As of August 2026, the Green Line was cut back to Gateway Transit Center and no longer serves this station.

==Connecting services==
This transit center is served by the following bus lines. Beginning in August 2023, these lines stop on nearby streets, until construction on the station's new bus plaza is complete.

Route: Destination; Stop location; Stop number
75 Cesar Chavez/Lombard: St Johns; NE Broadway & 42nd; 14400
Milwaukie: NE 42nd & Halsey; 14640
77 Broadway/Halsey: Montgomery Park
Troutdale: NE Halsey & 42nd (Hollywood); 14145

== History ==

=== Opening and service expansion ===
The Hollywood/NE 42nd Ave station and transit center are part of the first MAX line, which was constructed along the Banfield Freeway as an alternative to building the controversial Mount Hood Freeway. The station opened on September 5, 1986, as part of the initial 15.1 mi MAX service from Gresham to Downtown Portland.

MAX service was extended west of Downtown Portland in the 1990s, and an extension to Portland International Airport opened in 2001. The airport MAX service opened as the Red Line, and the line to Gresham was redesignated as the Blue Line, both serving Hollywood/NE 42nd. The station gained an additional service in 2009 with the opening of the Green Line to Clackamas Town Center, a service pattern that remains as of 2024.

TriMet renovated the Hollywood/NE 42nd station with new signage, lighting, and information displays, as part of a renovation program that began in 2011. The Blue Line Station Rehabilitation initiative was accompanied by safety improvements along the original Banfield Freeway line, and was funded by a grant from the Federal Transit Administration.
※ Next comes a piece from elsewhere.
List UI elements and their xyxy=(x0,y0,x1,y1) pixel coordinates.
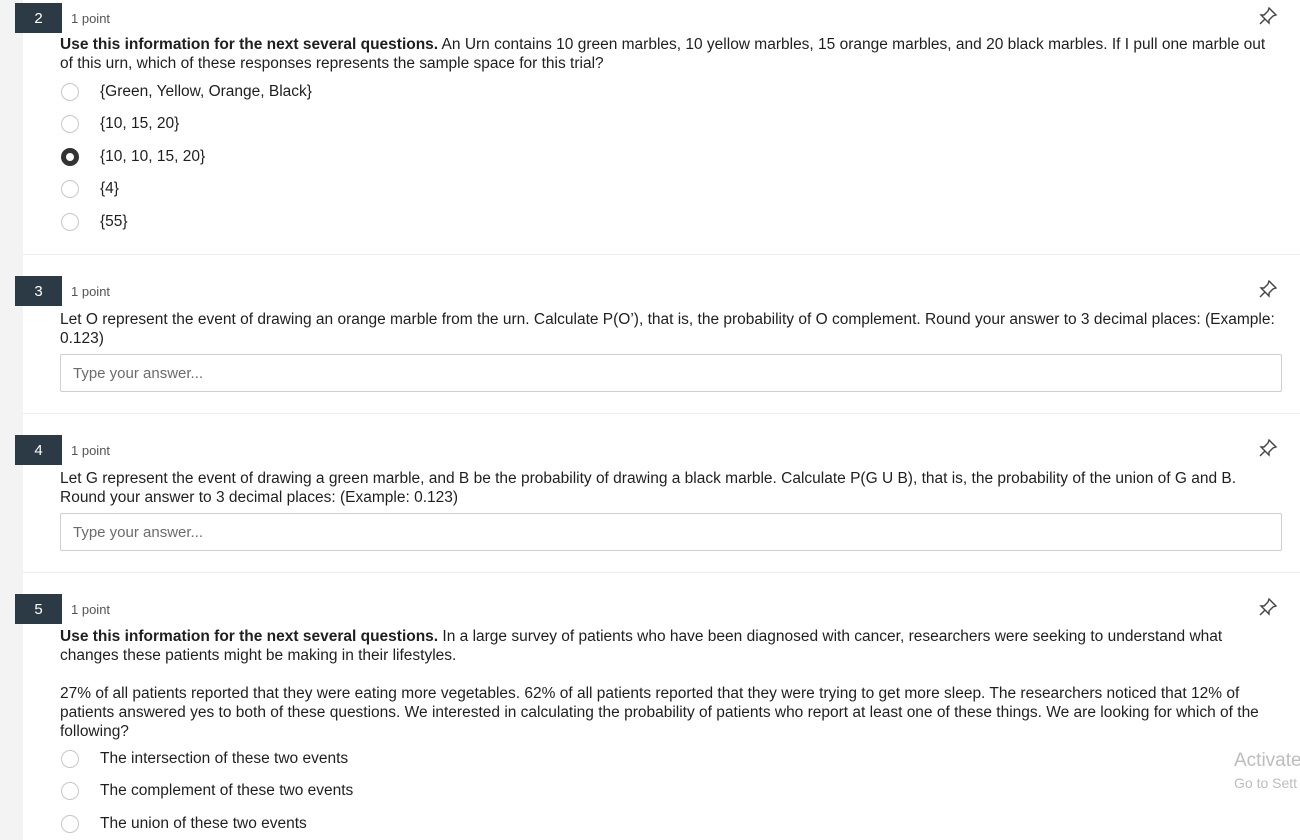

=== 2017 stabbing attack ===

On May 26, 2017, two people were killed and one seriously injured in a knife attack on a train arriving at the Hollywood station. The attacker was verbally abusing two women who he believed were Muslim, and stabbed three bystanders who attempted to intervene. The attacker was arrested nearby, and was sentenced to two consecutive life sentences in June 2020.

In the aftermath of the attack, TriMet commissioned a memorial to commemorate the victims. Sarah Farahat's design, We Choose Love, was completed in May 2018, drawing inspiration from chalk messages left at the scene shortly after the attack. We Choose Love features excerpts from a poem translated into seven languages, and incorporates images of the Western peony throughout its life cycle.

=== Redevelopment ===
Hollywood Transit Center is the site of a new transit-oriented development project, hollywoodHUB, which is stated to open in 2026. The project includes a 12-story apartment building, which will feature over 220 units of affordable housing, retail spaces, and transit connections. TriMet and its partner BRIDGE Housing broke ground at the site in August 2023, moving the station's bus services to temporary stops during the construction. Infrastructure improvements for MAX Light Rail are also planned, including a new traction power substation.

The We Choose Love memorial was removed in January 2024, as part of the hollywoodHUB project. TriMet officials described the mural as temporary when it was installed, citing their upcoming plans for the station's renovation. The rebuilt station will incorporate the themes of the original memorial, including the color scheme and messages of peace.